Public awareness program aimed at aquifer protection

From left, John Beacham, environmental manager for the city of Post Falls, Bert Rohrbach, Aquifer Protect District (APD), Ron Johnson, APD, Mike Galante, APD, Paul Klatt APD, Todd Tondee, Kootenai County Commissioner, Jim Markley, Coeur d’Alene water superintendent.

While most of us probably never consider it, liquids that flow into drywells and catch basins eventually end up in our drinking water—either directly or indirectly.

To raise awareness of this fact, the cities of Coeur d’Alene and Post Falls, in cooperation with Kootenai County, have invested $2,000 on stormwater disks that remind the public not to dump impure liquids.

The disks will soon be mounted on curbs and pavement next to drywells and catch basins in an effort to protect the Rathdrum Aquifer, which is the sole source of drinking water for the greater Coeur d’Alene/Spokane metro area.

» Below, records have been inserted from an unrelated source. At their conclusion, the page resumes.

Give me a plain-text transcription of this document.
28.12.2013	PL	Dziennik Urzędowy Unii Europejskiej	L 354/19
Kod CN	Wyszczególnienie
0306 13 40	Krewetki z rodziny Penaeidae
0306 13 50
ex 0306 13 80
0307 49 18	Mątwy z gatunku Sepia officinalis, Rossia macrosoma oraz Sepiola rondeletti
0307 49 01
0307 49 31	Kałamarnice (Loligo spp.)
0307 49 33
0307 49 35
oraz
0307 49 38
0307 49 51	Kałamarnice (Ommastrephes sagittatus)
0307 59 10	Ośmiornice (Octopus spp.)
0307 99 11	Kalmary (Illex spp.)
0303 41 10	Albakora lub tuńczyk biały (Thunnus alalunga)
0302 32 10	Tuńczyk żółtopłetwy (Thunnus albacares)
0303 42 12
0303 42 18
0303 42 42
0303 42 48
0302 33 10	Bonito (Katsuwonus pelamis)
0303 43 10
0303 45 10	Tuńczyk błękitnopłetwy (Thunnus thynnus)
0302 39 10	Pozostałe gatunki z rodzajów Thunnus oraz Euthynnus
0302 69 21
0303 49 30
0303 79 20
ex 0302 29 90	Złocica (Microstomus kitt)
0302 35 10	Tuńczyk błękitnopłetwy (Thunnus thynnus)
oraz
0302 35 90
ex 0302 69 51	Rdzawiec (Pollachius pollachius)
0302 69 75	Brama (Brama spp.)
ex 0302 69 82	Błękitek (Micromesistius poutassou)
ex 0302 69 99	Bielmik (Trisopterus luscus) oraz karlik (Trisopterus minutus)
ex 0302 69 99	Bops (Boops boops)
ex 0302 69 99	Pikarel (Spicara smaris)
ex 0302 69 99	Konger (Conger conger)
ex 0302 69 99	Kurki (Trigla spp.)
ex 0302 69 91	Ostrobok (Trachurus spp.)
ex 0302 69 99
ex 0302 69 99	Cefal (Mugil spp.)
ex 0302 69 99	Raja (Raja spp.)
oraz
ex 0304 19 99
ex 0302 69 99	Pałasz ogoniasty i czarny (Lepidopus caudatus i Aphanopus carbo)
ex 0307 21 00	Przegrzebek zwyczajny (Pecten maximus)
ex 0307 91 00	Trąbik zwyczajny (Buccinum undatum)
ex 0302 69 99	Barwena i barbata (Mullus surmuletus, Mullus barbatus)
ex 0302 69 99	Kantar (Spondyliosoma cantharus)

“What we dump all ends up in the aquifer, so maintaining high water quality is of prime importance,” said Jim Markley, Coeur d’Alene’s water superintendent.

Funds for the disks were provided by the Aquifer Protection District (APD), whose purpose is to protect groundwater quality. Resident who live above the aquifer are assessed an annual $6 fee that goes to the APD.

Those funds are distributed by Kootenai County Commissioners, who offered their support of the public awareness disk program.

Previously, stencils were used to paint notices near drywells and catch basins. Markley said the disks will last 10 to 20 years, much longer than the paint, which faded in a couple years.